In Europe, the idea of getting your daily bread from a café or boulangerie is common, but it’s a tradition that’s much less popular on this side of the ocean. Granted, life is busy, but there is an argument to be made for working this into your routine, at least once in a while.
The Benefits of Fresh Bread
Fresh bread never lasts very long in our household. One loaf will typically get consumed in a single day. That’s probably for the better because it certainly doesn’t have the shelf-life of store-bought bread. There’s a reason for that of course. Store bought bread contains additional preservatives that don’t make it into the simple list for a homemade version of the same thing. Items like sorbic acid, vegetable monoglycerides and sodium stearoyl-2 lactylate help make processes bread last longer, and ensure a consistent product as its mass produced and distributed widely.
Fresh bread can be made with a handful of ingredients. All you need is flour, salt, water, yeast and either sugar or honey to activate the rise process. And you can play with variations. We’ve played with whole wheat and white flour, we’ve added flax, sunflower, sesame and caraway seeds, and we’ve played with various herbs like rosemary and lavender. Whatever the mood, there’s a bread for that.
And given that you have control over what goes into your recipe, you can have greater control over the health benefits of this essential staple.

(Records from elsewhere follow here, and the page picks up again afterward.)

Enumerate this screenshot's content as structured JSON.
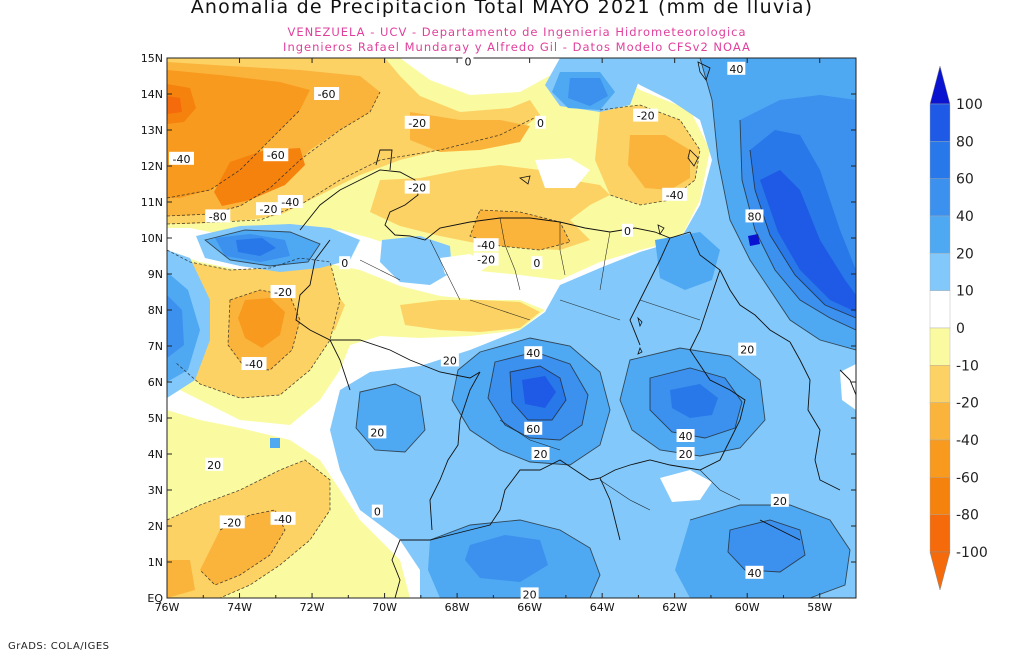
{
  "title": "Anomalia de Precipitacion Total MAYO 2021 (mm de lluvia)",
  "subtitle_line1": "VENEZUELA - UCV - Departamento de Ingenieria Hidrometeorologica",
  "subtitle_line2": "Ingenieros Rafael Mundaray y Alfredo Gil - Datos Modelo CFSv2 NOAA",
  "footer": "GrADS: COLA/IGES",
  "lat_labels": [
    "15N",
    "14N",
    "13N",
    "12N",
    "11N",
    "10N",
    "9N",
    "8N",
    "7N",
    "6N",
    "5N",
    "4N",
    "3N",
    "2N",
    "1N",
    "EQ"
  ],
  "lon_labels": [
    "76W",
    "74W",
    "72W",
    "70W",
    "68W",
    "66W",
    "64W",
    "62W",
    "60W",
    "58W"
  ],
  "legend": {
    "labels": [
      "100",
      "80",
      "60",
      "40",
      "20",
      "10",
      "0",
      "-10",
      "-20",
      "-40",
      "-60",
      "-80",
      "-100"
    ],
    "colors": [
      "#0a14d0",
      "#1e5ae6",
      "#2878ea",
      "#3c90ee",
      "#4ea8f2",
      "#82c8fa",
      "#ffffff",
      "#fafaa0",
      "#fcd264",
      "#fab43c",
      "#f89a1e",
      "#f6820e",
      "#f56a0a"
    ]
  },
  "contour_labels": [
    {
      "text": "-60",
      "lat": 14.0,
      "lon": -71.6
    },
    {
      "text": "-40",
      "lat": 12.2,
      "lon": -75.6
    },
    {
      "text": "-60",
      "lat": 12.3,
      "lon": -73.0
    },
    {
      "text": "-40",
      "lat": 11.0,
      "lon": -72.6
    },
    {
      "text": "-20",
      "lat": 10.8,
      "lon": -73.2
    },
    {
      "text": "-80",
      "lat": 10.6,
      "lon": -74.6
    },
    {
      "text": "-20",
      "lat": 13.2,
      "lon": -69.1
    },
    {
      "text": "-20",
      "lat": 11.4,
      "lon": -69.1
    },
    {
      "text": "0",
      "lat": 14.9,
      "lon": -67.7
    },
    {
      "text": "0",
      "lat": 13.2,
      "lon": -65.7
    },
    {
      "text": "-20",
      "lat": 13.4,
      "lon": -62.8
    },
    {
      "text": "-40",
      "lat": 11.2,
      "lon": -62.0
    },
    {
      "text": "40",
      "lat": 14.7,
      "lon": -60.3
    },
    {
      "text": "80",
      "lat": 10.6,
      "lon": -59.8
    },
    {
      "text": "0",
      "lat": 10.2,
      "lon": -63.3
    },
    {
      "text": "-40",
      "lat": 9.8,
      "lon": -67.2
    },
    {
      "text": "-20",
      "lat": 9.4,
      "lon": -67.2
    },
    {
      "text": "0",
      "lat": 9.3,
      "lon": -65.8
    },
    {
      "text": "0",
      "lat": 9.3,
      "lon": -71.1
    },
    {
      "text": "-20",
      "lat": 8.5,
      "lon": -72.8
    },
    {
      "text": "-40",
      "lat": 6.5,
      "lon": -73.6
    },
    {
      "text": "20",
      "lat": 6.6,
      "lon": -68.2
    },
    {
      "text": "40",
      "lat": 6.8,
      "lon": -65.9
    },
    {
      "text": "20",
      "lat": 6.9,
      "lon": -60.0
    },
    {
      "text": "20",
      "lat": 4.6,
      "lon": -70.2
    },
    {
      "text": "60",
      "lat": 4.7,
      "lon": -65.9
    },
    {
      "text": "40",
      "lat": 4.5,
      "lon": -61.7
    },
    {
      "text": "20",
      "lat": 4.0,
      "lon": -65.7
    },
    {
      "text": "20",
      "lat": 4.0,
      "lon": -61.7
    },
    {
      "text": "20",
      "lat": 3.7,
      "lon": -74.7
    },
    {
      "text": "0",
      "lat": 2.4,
      "lon": -70.2
    },
    {
      "text": "-20",
      "lat": 2.1,
      "lon": -74.2
    },
    {
      "text": "-40",
      "lat": 2.2,
      "lon": -72.8
    },
    {
      "text": "20",
      "lat": 2.7,
      "lon": -59.1
    },
    {
      "text": "40",
      "lat": 0.7,
      "lon": -59.8
    },
    {
      "text": "20",
      "lat": 0.1,
      "lon": -66.0
    }
  ]
}
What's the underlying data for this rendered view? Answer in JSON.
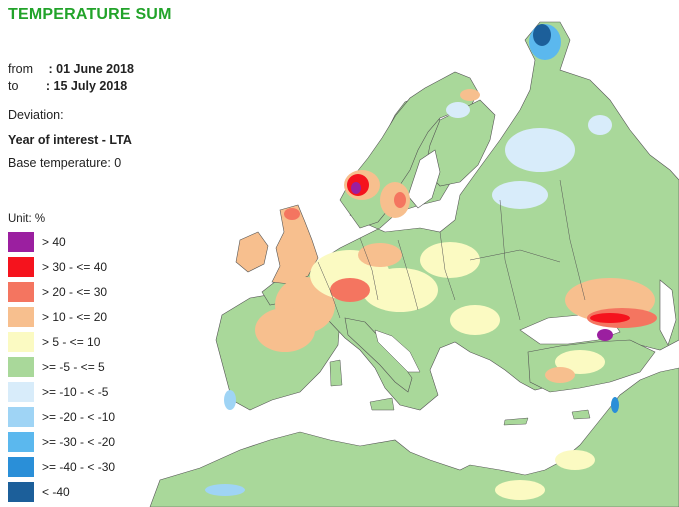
{
  "title": "TEMPERATURE SUM",
  "period": {
    "from_label": "from",
    "from_value": ": 01 June 2018",
    "to_label": "to",
    "to_value": ": 15 July 2018"
  },
  "deviation_label": "Deviation:",
  "comparison": "Year of interest - LTA",
  "base_temperature": "Base temperature: 0",
  "legend": {
    "unit": "Unit:  %",
    "items": [
      {
        "label": "> 40",
        "color": "#9b1fa0"
      },
      {
        "label": "> 30 - <= 40",
        "color": "#f5131d"
      },
      {
        "label": "> 20 - <= 30",
        "color": "#f47560"
      },
      {
        "label": "> 10 - <= 20",
        "color": "#f7bf8e"
      },
      {
        "label": "> 5 - <= 10",
        "color": "#fbfac2"
      },
      {
        "label": ">= -5 - <= 5",
        "color": "#a9d89a"
      },
      {
        "label": ">= -10 - < -5",
        "color": "#d8ecfa"
      },
      {
        "label": ">= -20 - < -10",
        "color": "#9fd4f5"
      },
      {
        "label": ">= -30 - < -20",
        "color": "#5bb8ee"
      },
      {
        "label": ">= -40 - < -30",
        "color": "#2a8fd8"
      },
      {
        "label": "< -40",
        "color": "#1c5f9a"
      }
    ]
  }
}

The Recipe that Changed the Game
If you’re a foodie, you’ve probably heard of the no-knead bread recipe, which made it to the New York Times courtesy of Jim Lahey of the Sullivan Street bakery. This recipe has been copied so many times, I won’t re-cast it here, but instead direct you to the source. What I can say, other than if you want to give fresh bread a try, there’s no easier and more foolproof way to do it. Give it a shot, and then play with your own variations as we did.
Closer than You Might Think
You may not believe this, but our family’s love of fresh bread actually changed the way we shop for food altogether. A few months ago, I stumbled into a neighborhood grocery store that I don’t normally visit. It’s a little further away from us than our regular destinations, but I was surprised to find that they bake fresh breads there twice a day! Nowadays we will go there 2-3 times a week and pick up their daily best. Sometimes it’s a fresh baguette, other days it’s sandwich buns. Most of the time it’s a fresh loaf of sliced bread. I don’t bake many loaves from scratch anymore, but we are definitely converted.
Taking Time for Simple Pleasures
Finding a local bakery that I can visit to buy a fresh loaf has taken on a meditative feel for me. Sometimes it’s almost as if I’m pulling a page from a Parisian playbook and living a more rustic and simple life. I can’t visit Europe right now, but perhaps this new ritual is a way of transporting me one step closer. And once you work fresh bread into your life, it’s almost impossible to go back!